Due to the general phenomenon of APase secretion under P stress and the positive correlation between APase activity and P uptake reported in some studies (Goldstein et al., 1988; Helal, 1990; Asmar et al., 1995; Haran et al., 2000; Wasaki et al., 2000), the role of increased secretion of APase to liberate P from organic sources in the soil has been discussed (Tarafdar and Claassen, 1988; Duff et al., 1994). However, some comparative studies between genotypes or recombinant lines have produced results showing a negative or no relationship between root APase activity and P uptake under Pi stress (McLachlan, 1980; Hunter and McManus, 1999; Yan et al., 2001). For example, it has been shown that a major gene contributing to APase activity in common bean was not associated with P acquisition efficiency and P use efficiency (Yan et al., 2001).

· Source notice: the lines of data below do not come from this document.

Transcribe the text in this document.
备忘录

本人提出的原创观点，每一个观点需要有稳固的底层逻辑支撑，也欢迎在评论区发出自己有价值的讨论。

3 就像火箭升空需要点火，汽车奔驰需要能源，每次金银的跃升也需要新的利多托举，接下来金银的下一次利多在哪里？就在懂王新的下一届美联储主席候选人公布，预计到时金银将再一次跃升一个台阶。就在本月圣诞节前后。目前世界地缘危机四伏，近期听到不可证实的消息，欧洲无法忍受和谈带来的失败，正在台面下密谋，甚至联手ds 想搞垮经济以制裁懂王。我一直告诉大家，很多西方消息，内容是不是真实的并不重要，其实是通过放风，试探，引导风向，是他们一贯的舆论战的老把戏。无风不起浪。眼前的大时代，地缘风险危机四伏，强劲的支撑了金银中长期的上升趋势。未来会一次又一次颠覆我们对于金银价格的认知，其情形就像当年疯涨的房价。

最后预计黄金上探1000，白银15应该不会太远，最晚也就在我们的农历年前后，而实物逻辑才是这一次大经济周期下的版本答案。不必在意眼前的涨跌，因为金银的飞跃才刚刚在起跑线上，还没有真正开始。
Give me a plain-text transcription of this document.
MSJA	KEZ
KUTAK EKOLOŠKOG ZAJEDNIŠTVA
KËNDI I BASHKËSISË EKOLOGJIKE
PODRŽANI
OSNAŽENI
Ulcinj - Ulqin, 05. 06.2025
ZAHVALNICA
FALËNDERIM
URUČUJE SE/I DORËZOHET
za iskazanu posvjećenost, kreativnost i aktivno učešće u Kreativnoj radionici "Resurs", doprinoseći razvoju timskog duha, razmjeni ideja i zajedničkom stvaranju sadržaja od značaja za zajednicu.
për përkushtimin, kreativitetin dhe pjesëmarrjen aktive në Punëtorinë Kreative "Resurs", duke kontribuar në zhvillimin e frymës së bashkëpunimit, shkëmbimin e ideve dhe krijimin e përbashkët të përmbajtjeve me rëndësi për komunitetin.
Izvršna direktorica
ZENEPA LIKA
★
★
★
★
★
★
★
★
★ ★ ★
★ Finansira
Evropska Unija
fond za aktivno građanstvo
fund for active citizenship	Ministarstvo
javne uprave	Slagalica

The conflicting results may be due to substantial heterogeneity among APases with regards to their kinetic properties and subcellular locations, and various APases may have distinct metabolic functions. As pointed out by Duff et al. (1994), the diversity and ubiquity of plant APases make a consensus on their precise physiological and biochemical roles difficult to achieve. Perhaps because of this, there has not been any report on improving P uptake by overexpression of plant APase.
While the studies to date have furthered understanding of phosphorous utilization, methods for increasing soil phosphorous uptake have been lacking. There is a great need for the identification of such methods due to the depletion of natural phosphorous sources and because of the significant deleterious effects of phosphorous depletion on agricultural productivity. Applications of phosphorous-rich fertilizers can also create run off polluting water sources. The identification of methods of increasing phosphorous uptake would therefore represent a significant benefit to agriculture and the environment alike.